The scheme is not exclusive to EoL patients, although it predominantly affects them and was started particularly for them. For example, we had an elderly man who had been profoundly deaf since childhood with several other very complex needs on one of the wards. As he became better he was likely to get moved. However, some of the staff had learned to sign and he had built up an important trusting relationship. Moving him and starting again wasn’t going to be helpful so he was made a Blue Ribbon patient.

It is vitally important that “Blue Ribbon” doesn’t become a label for “going to die”. It just means, for a whole host of reasons, that this patient should not be moved. It’s also very important not to overuse the scheme. Patients must be carefully considered and nominated by a senior nurse or nurse specialist.
Blue Ribbon patients are notified to the Site Manager who keeps a “Blue Ribbon List” with her notes.

Blue Ribbon patients are noted and discussed at Bed Meetings, reminding folks that they are not to be moved.

A key element of the scheme is to ensure that there is VERY senior input into a decision to move the patient. This makes sure we really, really are in last resort territory before a move is made. If there is a requirement to move a Blue Ribbon patient for a non-clinical reason this must be agreed by the Head of Nursing or by the on-call Director if it is out of hours. Either the Head of Nursing or the on-call Director must then contact the family to explain the reasons for the move and apologise. We’ve deliberately made it a very senior responsibility as we view moving these patients as a very important decision if it has to happen.

All Blue Ribbon patients have the requisite sticker placed on the front of their notes and any care planning documentation. In this way, even clinicians unfamiliar with the patient are reminded that there are extenuating circumstances around this person that means that moving them to another ward is unlikely to be in their best interests.

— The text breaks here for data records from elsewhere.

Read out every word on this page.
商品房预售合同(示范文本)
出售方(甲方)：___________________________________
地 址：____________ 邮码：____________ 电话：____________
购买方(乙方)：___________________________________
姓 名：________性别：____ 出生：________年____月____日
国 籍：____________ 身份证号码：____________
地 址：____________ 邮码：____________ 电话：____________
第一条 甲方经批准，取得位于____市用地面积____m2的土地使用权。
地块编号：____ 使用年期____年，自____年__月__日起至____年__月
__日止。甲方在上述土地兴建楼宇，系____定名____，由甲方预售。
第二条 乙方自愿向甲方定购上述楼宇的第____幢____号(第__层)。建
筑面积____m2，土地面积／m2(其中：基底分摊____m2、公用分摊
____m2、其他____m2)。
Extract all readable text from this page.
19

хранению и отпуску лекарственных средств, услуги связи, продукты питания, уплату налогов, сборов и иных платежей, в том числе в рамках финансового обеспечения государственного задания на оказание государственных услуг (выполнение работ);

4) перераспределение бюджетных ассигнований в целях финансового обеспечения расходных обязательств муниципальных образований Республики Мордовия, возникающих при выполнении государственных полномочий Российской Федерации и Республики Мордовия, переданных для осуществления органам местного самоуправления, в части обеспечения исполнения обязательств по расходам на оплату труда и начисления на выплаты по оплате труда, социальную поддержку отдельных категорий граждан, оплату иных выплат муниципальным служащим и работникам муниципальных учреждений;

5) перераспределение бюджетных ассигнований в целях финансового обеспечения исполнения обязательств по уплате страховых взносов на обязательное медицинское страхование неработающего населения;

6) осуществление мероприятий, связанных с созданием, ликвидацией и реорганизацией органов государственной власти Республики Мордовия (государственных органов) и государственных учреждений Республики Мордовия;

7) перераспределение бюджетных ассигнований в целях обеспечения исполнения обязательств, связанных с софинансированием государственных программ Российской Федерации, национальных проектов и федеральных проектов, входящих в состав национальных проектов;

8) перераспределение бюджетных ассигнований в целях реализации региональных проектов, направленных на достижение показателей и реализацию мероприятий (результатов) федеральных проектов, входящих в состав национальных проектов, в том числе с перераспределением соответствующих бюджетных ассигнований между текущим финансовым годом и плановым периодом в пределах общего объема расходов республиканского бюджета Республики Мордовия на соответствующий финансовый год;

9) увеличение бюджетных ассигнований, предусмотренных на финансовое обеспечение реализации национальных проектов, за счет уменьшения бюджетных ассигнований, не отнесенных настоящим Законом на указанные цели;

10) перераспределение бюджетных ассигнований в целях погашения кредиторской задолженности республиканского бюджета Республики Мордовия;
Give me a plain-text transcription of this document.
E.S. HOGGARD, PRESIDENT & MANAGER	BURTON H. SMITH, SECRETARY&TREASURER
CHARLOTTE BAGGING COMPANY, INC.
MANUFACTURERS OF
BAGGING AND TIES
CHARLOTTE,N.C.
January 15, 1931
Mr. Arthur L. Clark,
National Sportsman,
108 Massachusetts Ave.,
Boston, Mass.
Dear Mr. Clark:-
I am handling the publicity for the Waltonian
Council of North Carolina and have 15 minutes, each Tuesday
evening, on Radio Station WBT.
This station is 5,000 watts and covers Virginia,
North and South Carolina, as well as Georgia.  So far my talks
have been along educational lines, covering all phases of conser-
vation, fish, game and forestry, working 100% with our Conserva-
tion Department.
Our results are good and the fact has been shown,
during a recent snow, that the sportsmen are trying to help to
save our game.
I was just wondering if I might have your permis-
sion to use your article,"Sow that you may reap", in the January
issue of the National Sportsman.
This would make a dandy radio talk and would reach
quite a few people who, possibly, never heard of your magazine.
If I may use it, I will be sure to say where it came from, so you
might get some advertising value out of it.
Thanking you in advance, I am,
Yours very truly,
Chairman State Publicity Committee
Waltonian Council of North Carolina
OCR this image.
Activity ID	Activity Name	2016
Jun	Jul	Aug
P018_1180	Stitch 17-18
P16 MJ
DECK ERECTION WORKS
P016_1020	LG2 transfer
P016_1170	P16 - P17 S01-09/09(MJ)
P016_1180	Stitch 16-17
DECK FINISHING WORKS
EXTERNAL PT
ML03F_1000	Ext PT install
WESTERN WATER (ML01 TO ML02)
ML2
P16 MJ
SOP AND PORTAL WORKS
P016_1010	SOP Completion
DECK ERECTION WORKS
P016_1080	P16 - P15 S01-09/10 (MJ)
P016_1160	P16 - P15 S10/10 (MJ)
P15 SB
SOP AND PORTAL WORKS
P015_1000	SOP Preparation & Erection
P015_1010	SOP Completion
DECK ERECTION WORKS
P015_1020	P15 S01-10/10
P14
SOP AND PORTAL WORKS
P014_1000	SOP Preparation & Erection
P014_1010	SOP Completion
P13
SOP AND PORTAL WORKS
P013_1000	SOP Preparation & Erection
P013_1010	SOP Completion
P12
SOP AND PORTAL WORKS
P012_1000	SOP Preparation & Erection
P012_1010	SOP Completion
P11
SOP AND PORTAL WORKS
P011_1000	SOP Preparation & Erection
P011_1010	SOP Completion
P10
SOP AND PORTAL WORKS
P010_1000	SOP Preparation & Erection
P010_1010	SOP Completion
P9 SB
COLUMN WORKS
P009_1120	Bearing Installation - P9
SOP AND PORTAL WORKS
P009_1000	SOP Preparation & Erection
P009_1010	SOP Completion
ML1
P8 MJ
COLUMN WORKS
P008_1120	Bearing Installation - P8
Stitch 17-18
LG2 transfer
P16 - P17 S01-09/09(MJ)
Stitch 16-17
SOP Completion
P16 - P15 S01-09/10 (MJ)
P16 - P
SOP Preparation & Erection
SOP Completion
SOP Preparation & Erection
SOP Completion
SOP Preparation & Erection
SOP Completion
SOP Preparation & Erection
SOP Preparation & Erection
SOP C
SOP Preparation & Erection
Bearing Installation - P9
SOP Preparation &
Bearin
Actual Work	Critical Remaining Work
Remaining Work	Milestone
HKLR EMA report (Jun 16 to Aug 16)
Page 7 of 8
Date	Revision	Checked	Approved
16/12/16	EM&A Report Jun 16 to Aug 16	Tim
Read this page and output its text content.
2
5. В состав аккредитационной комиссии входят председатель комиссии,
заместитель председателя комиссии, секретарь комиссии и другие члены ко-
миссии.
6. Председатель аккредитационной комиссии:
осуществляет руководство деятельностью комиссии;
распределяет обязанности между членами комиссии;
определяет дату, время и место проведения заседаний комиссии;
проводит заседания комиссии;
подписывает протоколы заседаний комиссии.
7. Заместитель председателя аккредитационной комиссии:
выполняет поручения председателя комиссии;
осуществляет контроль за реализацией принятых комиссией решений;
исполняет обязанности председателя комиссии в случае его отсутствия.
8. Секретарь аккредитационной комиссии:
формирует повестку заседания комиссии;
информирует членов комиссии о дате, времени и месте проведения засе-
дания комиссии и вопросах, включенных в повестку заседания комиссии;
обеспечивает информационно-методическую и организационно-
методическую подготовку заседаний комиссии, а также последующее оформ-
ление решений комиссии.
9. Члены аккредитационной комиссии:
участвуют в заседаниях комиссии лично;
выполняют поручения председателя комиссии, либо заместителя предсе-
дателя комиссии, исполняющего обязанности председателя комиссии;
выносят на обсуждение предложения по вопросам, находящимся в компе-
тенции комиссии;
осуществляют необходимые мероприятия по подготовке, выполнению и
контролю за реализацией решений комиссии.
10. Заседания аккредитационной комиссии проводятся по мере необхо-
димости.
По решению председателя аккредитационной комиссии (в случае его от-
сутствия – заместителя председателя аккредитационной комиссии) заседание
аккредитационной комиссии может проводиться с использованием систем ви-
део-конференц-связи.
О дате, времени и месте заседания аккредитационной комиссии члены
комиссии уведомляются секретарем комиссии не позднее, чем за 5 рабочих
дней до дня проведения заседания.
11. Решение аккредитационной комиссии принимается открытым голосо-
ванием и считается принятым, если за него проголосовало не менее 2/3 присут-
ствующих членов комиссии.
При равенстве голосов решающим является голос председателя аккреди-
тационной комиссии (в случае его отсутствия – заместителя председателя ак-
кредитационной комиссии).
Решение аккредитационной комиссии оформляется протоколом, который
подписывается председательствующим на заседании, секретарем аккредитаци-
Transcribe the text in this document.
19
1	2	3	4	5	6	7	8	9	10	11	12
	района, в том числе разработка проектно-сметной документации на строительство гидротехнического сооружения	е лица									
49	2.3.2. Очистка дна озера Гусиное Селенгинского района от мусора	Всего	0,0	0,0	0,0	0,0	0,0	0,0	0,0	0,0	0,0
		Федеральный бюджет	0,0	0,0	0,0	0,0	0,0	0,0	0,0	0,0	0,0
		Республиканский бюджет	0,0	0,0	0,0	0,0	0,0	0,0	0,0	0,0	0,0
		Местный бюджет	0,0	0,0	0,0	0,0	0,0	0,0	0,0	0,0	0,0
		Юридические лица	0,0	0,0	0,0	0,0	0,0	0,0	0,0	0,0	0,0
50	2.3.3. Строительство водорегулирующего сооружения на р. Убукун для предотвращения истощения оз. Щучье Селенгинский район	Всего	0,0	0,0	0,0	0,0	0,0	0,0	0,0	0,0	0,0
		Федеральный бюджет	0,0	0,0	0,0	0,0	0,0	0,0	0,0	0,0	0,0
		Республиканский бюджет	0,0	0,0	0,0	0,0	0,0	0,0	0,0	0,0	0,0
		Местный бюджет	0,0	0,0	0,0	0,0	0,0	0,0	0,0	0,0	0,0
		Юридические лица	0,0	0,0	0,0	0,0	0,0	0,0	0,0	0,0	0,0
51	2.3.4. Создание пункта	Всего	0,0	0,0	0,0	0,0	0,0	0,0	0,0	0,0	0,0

The Blue Ribbon Patient scheme is integral to our Transfer of the Dying Patient policy.

Prompted by two quite difficult episodes involving the movement of dying patients we implemented this scheme rapidly; a two-hour discussion with key teams and stickers back from the printers within 24 hours. That was six weeks ago. Since then not a single EoL patient has been moved despite ongoing bed pressures. We have stopped all non-clinical transfers for dying patients thanks to this scheme. It’s been quite a revelation and folks have really taken to it. It’s not complex or expensive to implement. It seems that sometimes simple just works!

Rick Strang RN is Emergency Care Improvement Lead at Isle of Wight NHS Trust in England. When not involved in all types of emergency care Rick is usually finding innovative ways to avoid household chores.